Susannah curled an arm around Liphar’s narrow shoulders. “It may be weird, but it’s only weather,” she comforted, perhaps more for her own sake than his. He was beyond comforting.
“O rek! Gisti! Gisti!” he whimpered, and pulled away. His shudder was theatrical in scale. Susannah trotted after him down the darkening trail, repeating his last word to herself. Stavros was convinced that “gisti” encompassed both weather and concepts of deity, but had so far been unable to define the precise relationship, or settle on a Terran word that seemed to suit its apparent complexities. The gods’ weather? Or godlike weather? Susannah tended to side w
ith Occam even in matters of linguistic theory, thus “weather gods” seemed the most logical. Megan agreed, from an anthropological standpoint, but Stavros insisted that language was devious in ways that the physical world could never be. It was Stavros who had first stated that the Sawls were a subtle people.

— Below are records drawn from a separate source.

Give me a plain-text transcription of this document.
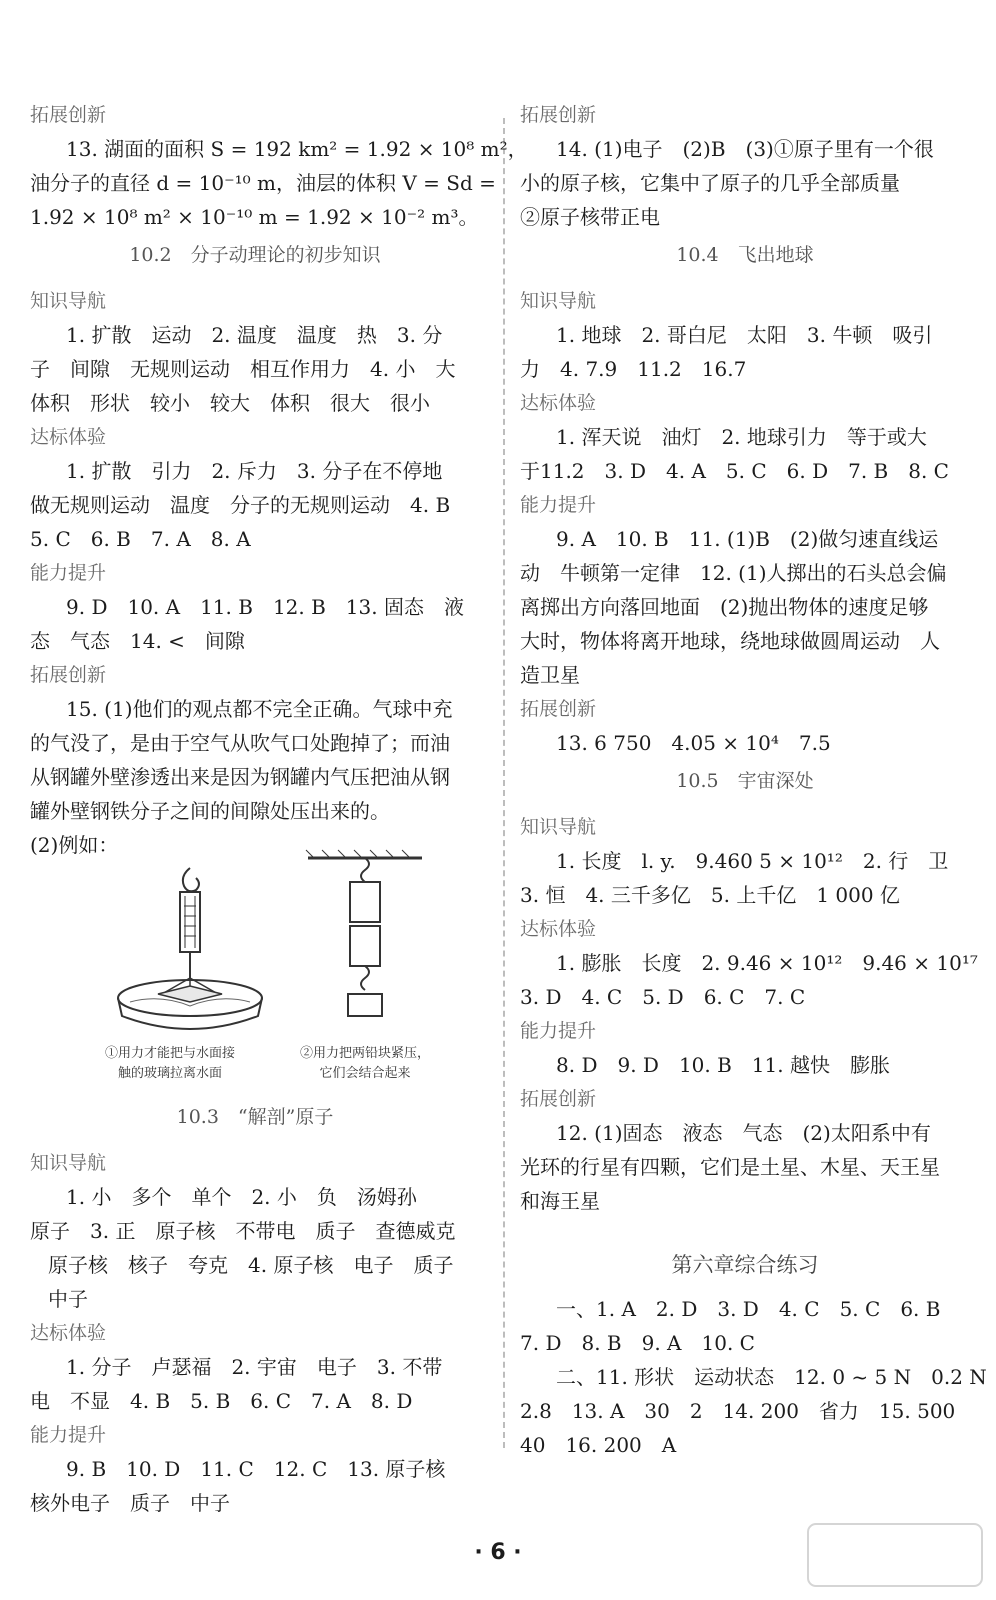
拓展创新
13. 湖面的面积 S = 192 km² = 1.92 × 10⁸ m²，
油分子的直径 d = 10⁻¹⁰ m，油层的体积 V = Sd =
1.92 × 10⁸ m² × 10⁻¹⁰ m = 1.92 × 10⁻² m³。
10.2　分子动理论的初步知识
知识导航
1. 扩散　运动　2. 温度　温度　热　3. 分
子　间隙　无规则运动　相互作用力　4. 小　大
体积　形状　较小　较大　体积　很大　很小
达标体验
1. 扩散　引力　2. 斥力　3. 分子在不停地
做无规则运动　温度　分子的无规则运动　4. B
5. C　6. B　7. A　8. A
能力提升
9. D　10. A　11. B　12. B　13. 固态　液
态　气态　14. <　间隙
拓展创新
15. (1)他们的观点都不完全正确。气球中充
的气没了，是由于空气从吹气口处跑掉了；而油
从钢罐外壁渗透出来是因为钢罐内气压把油从钢
罐外壁钢铁分子之间的间隙处压出来的。
(2)例如：
①用力才能把与水面接
触的玻璃拉离水面
②用力把两铅块紧压，
它们会结合起来
10.3　“解剖”原子
知识导航
1. 小　多个　单个　2. 小　负　汤姆孙
原子　3. 正　原子核　不带电　质子　查德威克
原子核　核子　夸克　4. 原子核　电子　质子
中子
达标体验
1. 分子　卢瑟福　2. 宇宙　电子　3. 不带
电　不显　4. B　5. B　6. C　7. A　8. D
能力提升
9. B　10. D　11. C　12. C　13. 原子核
核外电子　质子　中子
拓展创新
14. (1)电子　(2)B　(3)①原子里有一个很
小的原子核，它集中了原子的几乎全部质量
②原子核带正电
10.4　飞出地球
知识导航
1. 地球　2. 哥白尼　太阳　3. 牛顿　吸引
力　4. 7.9　11.2　16.7
达标体验
1. 浑天说　油灯　2. 地球引力　等于或大
于11.2　3. D　4. A　5. C　6. D　7. B　8. C
能力提升
9. A　10. B　11. (1)B　(2)做匀速直线运
动　牛顿第一定律　12. (1)人掷出的石头总会偏
离掷出方向落回地面　(2)抛出物体的速度足够
大时，物体将离开地球，绕地球做圆周运动　人
造卫星
拓展创新
13. 6 750　4.05 × 10⁴　7.5
10.5　宇宙深处
知识导航
1. 长度　l. y.　9.460 5 × 10¹²　2. 行　卫
3. 恒　4. 三千多亿　5. 上千亿　1 000 亿
达标体验
1. 膨胀　长度　2. 9.46 × 10¹²　9.46 × 10¹⁷
3. D　4. C　5. D　6. C　7. C
能力提升
8. D　9. D　10. B　11. 越快　膨胀
拓展创新
12. (1)固态　液态　气态　(2)太阳系中有
光环的行星有四颗，它们是土星、木星、天王星
和海王星
第六章综合练习
一、1. A　2. D　3. D　4. C　5. C　6. B
7. D　8. B　9. A　10. C
二、11. 形状　运动状态　12. 0 ~ 5 N　0.2 N
2.8　13. A　30　2　14. 200　省力　15. 500
40　16. 200　A
· 6 ·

The cloud billows screamed past, reaching for the sun. Liphar leaped down the trail, screeching like one possessed, gesturing wildly to hurry Susannah along. The Red Pawn disappeared behind a rim of wet rock. The young Sawl glued his eyes to the treacherous terrain, avoiding even a moment’s fearful glance at the roiling sky and its blood-hued clouds. The light turned bilious and ruddy, and too faint to show the path clearly in the shadow of the rocks. Susannah slowed as the scattered raindrops exploded into a vicious downpour. Liphar was barely visible through the sheeting rain. Feeling again the chill of panic, she picked up her pace. A march of ragged boulders rose out of the dimness as suddenly as specters. The trail swerved sharply around them, then sliced downward, nearly vertical and awash with muddy water.
The storm swallowed the sun at last. A gray-umber darkness overtook them. Rain lashed at Susannah’s eyes. She reached too quickly to fasten her suit hood. Pebbles rolled beneath her feet. She fell skidding down the gravel-washed path, across thin razor edges of rock, past the fleeing Liphar. He grabbed at her reflexively. His bare feet found hold on the brittle stone but his weight was too slight to break her fall. He let go just as momentum would have dragged him after her. She slid hard into a ledge of granite that rose, as if by a miracle, to one side of the trail just where it switchbacked to avoid a deep cleft in the mountainside. Susannah huddled against the ledge in shock until Liphar scrambled down to pull her to her feet. He hurriedly checked her for injury and patted her sympathetically, but pushed on downward without further pause.